Aliás, vale ressaltar que esta mesma lei também demonstrou sensibilidade por parte do legislador estadual, pois nela há previsão de que o Poder Público junto com os sindicatos rurais deverão promover a requalificação profissional dos trabalhadores, além de investirem no desenvolvimento de equipamentos que diminuam o desemprego com o fim das queimadas. Com isso, durante estes prazos qüinqüenais, estes trabalhadores rurais antes de serem dispensados, o que inevitavelmente ocorrerá com a mecanização, deverão ser requalificados, o que, indubitavelmente, é um grande avanço.

Por outro lado, quanto à legalidade da prática da queimada da cana, recente decisão acerca de uma Ação Civil Pública proposta pelo Ministério Público em Araraquara requerendo a proibição das queimadas, trouxe a primeira manifestação de mérito do STJ (Superior Tribunal de Justiça) sobre o assunto.

O STJ, pela maioria (4×1) dos ministros de sua 1º Turma, julgou que a ação era improcedente e que a queimada da cana é legal, ou seja, o argumento de que esta prática contrariaria a legislação ambiental brasileira restou por terra, ao menos nesta primeira manifestação sobre o mérito do tema (se a queimada é legal ou não) prolatada por um Tribunal Superior.

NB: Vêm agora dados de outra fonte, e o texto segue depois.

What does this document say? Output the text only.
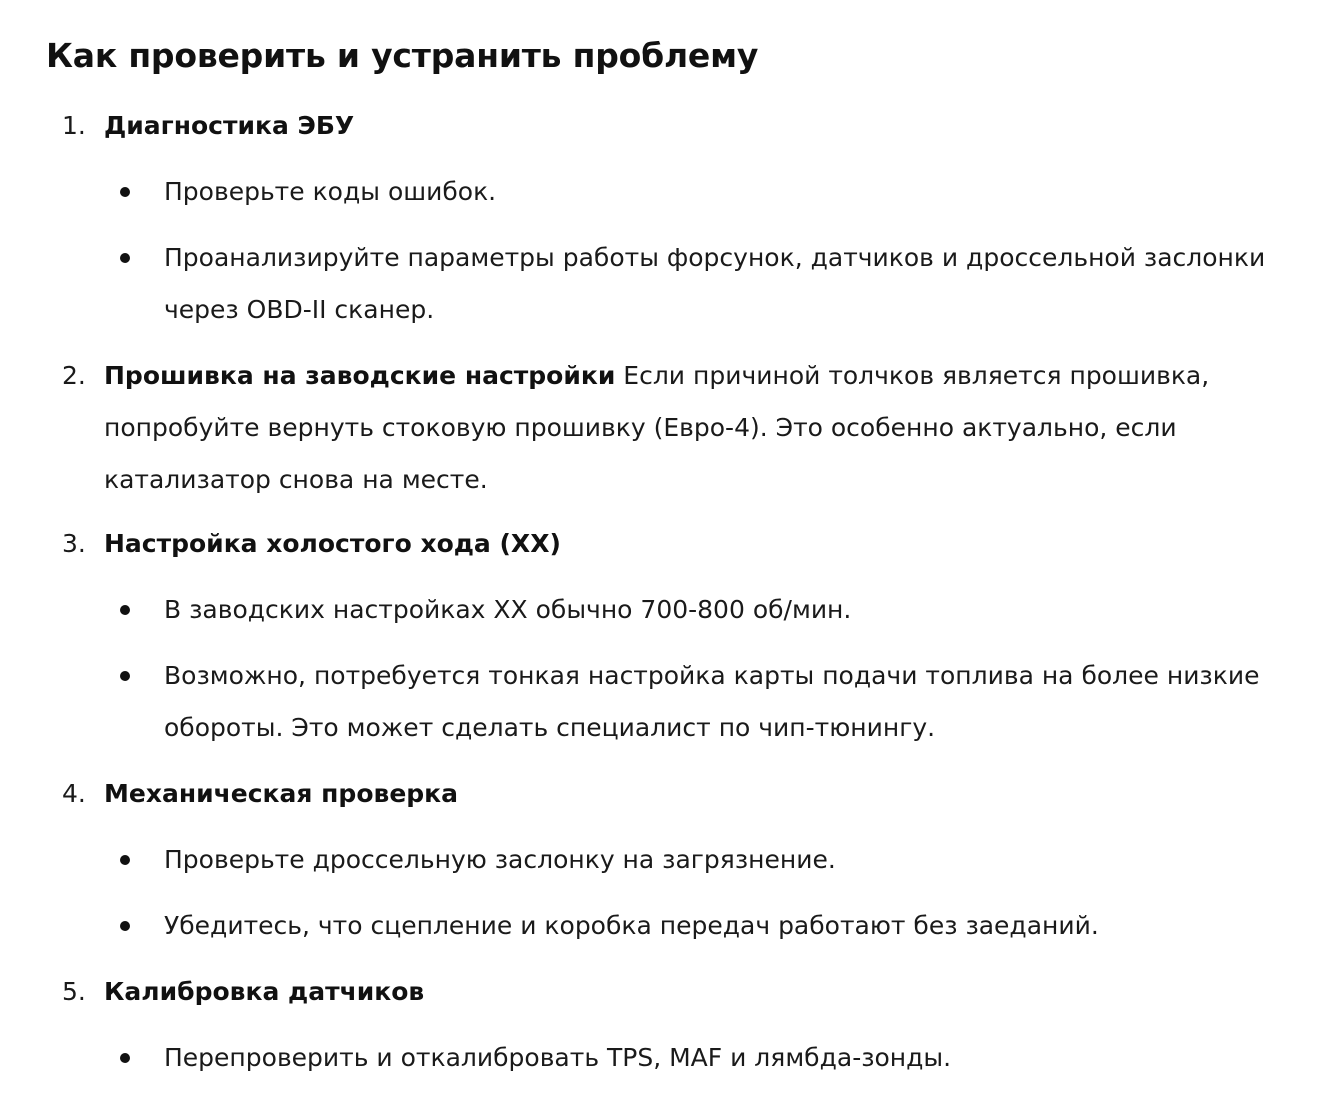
Как проверить и устранить проблему
1. Диагностика ЭБУ
Проверьте коды ошибок.
Проанализируйте параметры работы форсунок, датчиков и дроссельной заслонки через OBD-II сканер.
2. Прошивка на заводские настройки Если причиной толчков является прошивка, попробуйте вернуть стоковую прошивку (Евро-4). Это особенно актуально, если катализатор снова на месте.
3. Настройка холостого хода (ХХ)
В заводских настройках ХХ обычно 700-800 об/мин.
Возможно, потребуется тонкая настройка карты подачи топлива на более низкие обороты. Это может сделать специалист по чип-тюнингу.
4. Механическая проверка
Проверьте дроссельную заслонку на загрязнение.
Убедитесь, что сцепление и коробка передач работают без заеданий.
5. Калибровка датчиков
Перепроверить и откалибровать TPS, MAF и лямбда-зонды.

Ademais, importante destacar que os votos dos ministros foram fundamentados, também, na importância social do assunto, com argumentos de que é preciso dar tempo para que a tecnologia consiga resolver todos os problemas que afetam o meio ambiente, ou de que não se pode falar em lucro só para o usineiro ao queimar a cana, já que se ela tiver que ser cortada crua vai liberar um pó bastante alérgico além de permitir que a serrilha da folha provoque ferimentos ao trabalhador que não consegue usar todos os equipamentos de proteção sob o sol escaldante.

Enfim, esta importante decisão do STJ indica que a recente lei estadual em debate está cercada de legalidade ao estabelecer prazos para o fim das queimadas, e mais, valoriza a questão social com muita sensibilidade, cabendo a todos da sociedade de São Paulo exigir que nossa lei estadual seja aplicada, principalmente quanto à requalificação dos trabalhadores.